Elderly Chinese couple critically hit by car after American Airlines diverts flight

Xinhua
An elderly Chinese couple has been hospitalized with serious head trauma after getting hit by a pick-up truck when American Airlines diverted their flight to Baltimore.
Xinhua

An elderly Chinese couple has been hospitalized with serious head trauma after getting hit by a pick-up truck when American Airlines diverted their flight to Baltimore, the US Mid-Atlantic state of Maryland, local media reported on Wednesday.

The Chinese Embassy in the United States, which was informed by local police of the incident early Saturday, has arranged helping hands for the couple who are now treated in a hospital in Baltimore and their injuries are not life threatening, according to a report by New York-based Chinese newspaper Qiao Bao.

The couple's ordeal was first reported by fellow passenger Stefani Kuo on her Facebook account on Saturday. And many netizens have left their comments criticizing the US airlines' poor service.

Kuo deleted the post the following day out of privacy concerns for the family of the injured couple, who did not want their names to be released. Yet the story has caught the attention of US media including the Washington Post, NextShark, and The Voice of Global Asians.

A fellow passenger Stefani Kuo writes the couple's ordeal on her Facebook on March 3, 2018.

The couple's nightmarish travel began on Friday, when their scheduled AA flight from Minneapolis in the midwestern US state of Minnesota to New York was diverted at the last minute to Baltimore.

Upon arrival, AA instructed all the passengers to get onto a bathroom-less bus to New York. Yet the company failed to inform all the passengers about details like where the buses were located, their travel time, and where they were going, according to Kuo's 2,500-word narration.

"Ten hours into the bus ride, we had only traveled 30 miles. Two trucks had flipped over the bridge because of winds, so all the bridges were closed. We were stuck in traffic and not moving a single inch. At this point, a passenger went up to the bus driver to ask what was going on, and we were informed, by a PASSENGER that we were turning around and going back to the BWI airport at Baltimore, MD," wrote Kuo, who got to know the Chinese couple speaking no English.

The bus eventually made a stop at a McDonald's parking lot where the couple, who was to visit their son in New York, got off for food and were struck by an oncoming vehicle.

"When I ran back to the bus, I was in hysterics. I was crying and blurted out the news. The bus was confused, the bus driver was shocked. But then we left. No one contacted American Airlines. The bus just picked up and drove away, back to the BWI airport.
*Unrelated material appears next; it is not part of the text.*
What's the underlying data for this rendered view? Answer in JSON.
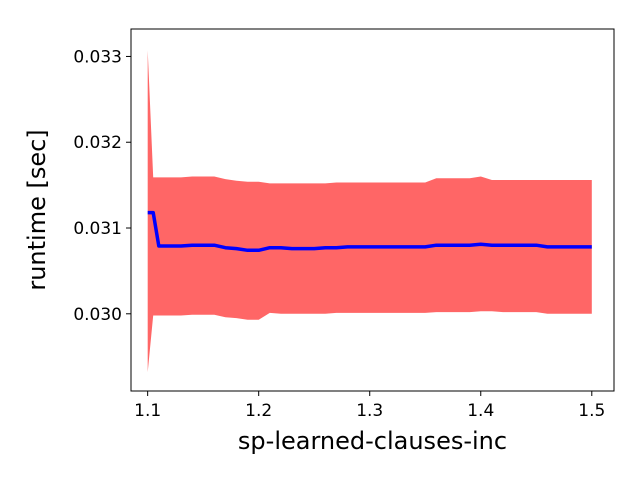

I called the hospitals in Baltimore. I finally got in contact with Bayview hospital where I tracked the couple down," Kuo recounted.

"When we got off, their checked baggage was just left on the sidewalk. No one took care of it, so I did. I took all of their belongings along with mine and went into the airport where I tried for 15 minutes to tell someone, 'two of your passengers were run over by a truck,'" she said.

"I was told I would be given a ride to the hospital but would have no way back. I was told they had an interpreter at the hospital present. I was told to take a train instead of a flight out," she added.

Finally Kuo located the couple in the hospital. The husband and wife were put in separate rooms in the Emergency Room unit. There was no interpreter present in the room, and no one was helping the couple either.

The husband, who kept asking where his wife was, had not been informed about his condition or even his wife's. The hospital did not even identify them.

Kuo spent 40 minutes helping the doctors by translating for the husband, telling them where the pain was located as well as the details of their injuries.

"The husband had suffered severe fractures to his spine and neck and the wife had been hit straight in the head and was unconscious. She was going to need eye surgery among other procedures," said Kuo.

"I left them their belongings, left my phone number as the primary contact, and told them to call me if they needed any help with translation or anything. American Airlines had not contacted them or sent anyone," she added.

Kuo left the hospital at around 4:00am local time (GMT 0900) on Saturday. She gave her information to the couple's son after they spoke on the phone.

"American Airlines had told them nothing and had not even attempted to locate them. Why would they have? They had no idea where their passengers were," said Kuo.

Kuo got back home in New York on Saturday afternoon. She had been in direct contact with the Bayview hospital and the couple's son for the 24 hours after the accident. At the time, American Airlines still failed to show any signs of concern by contacting either her or the couple.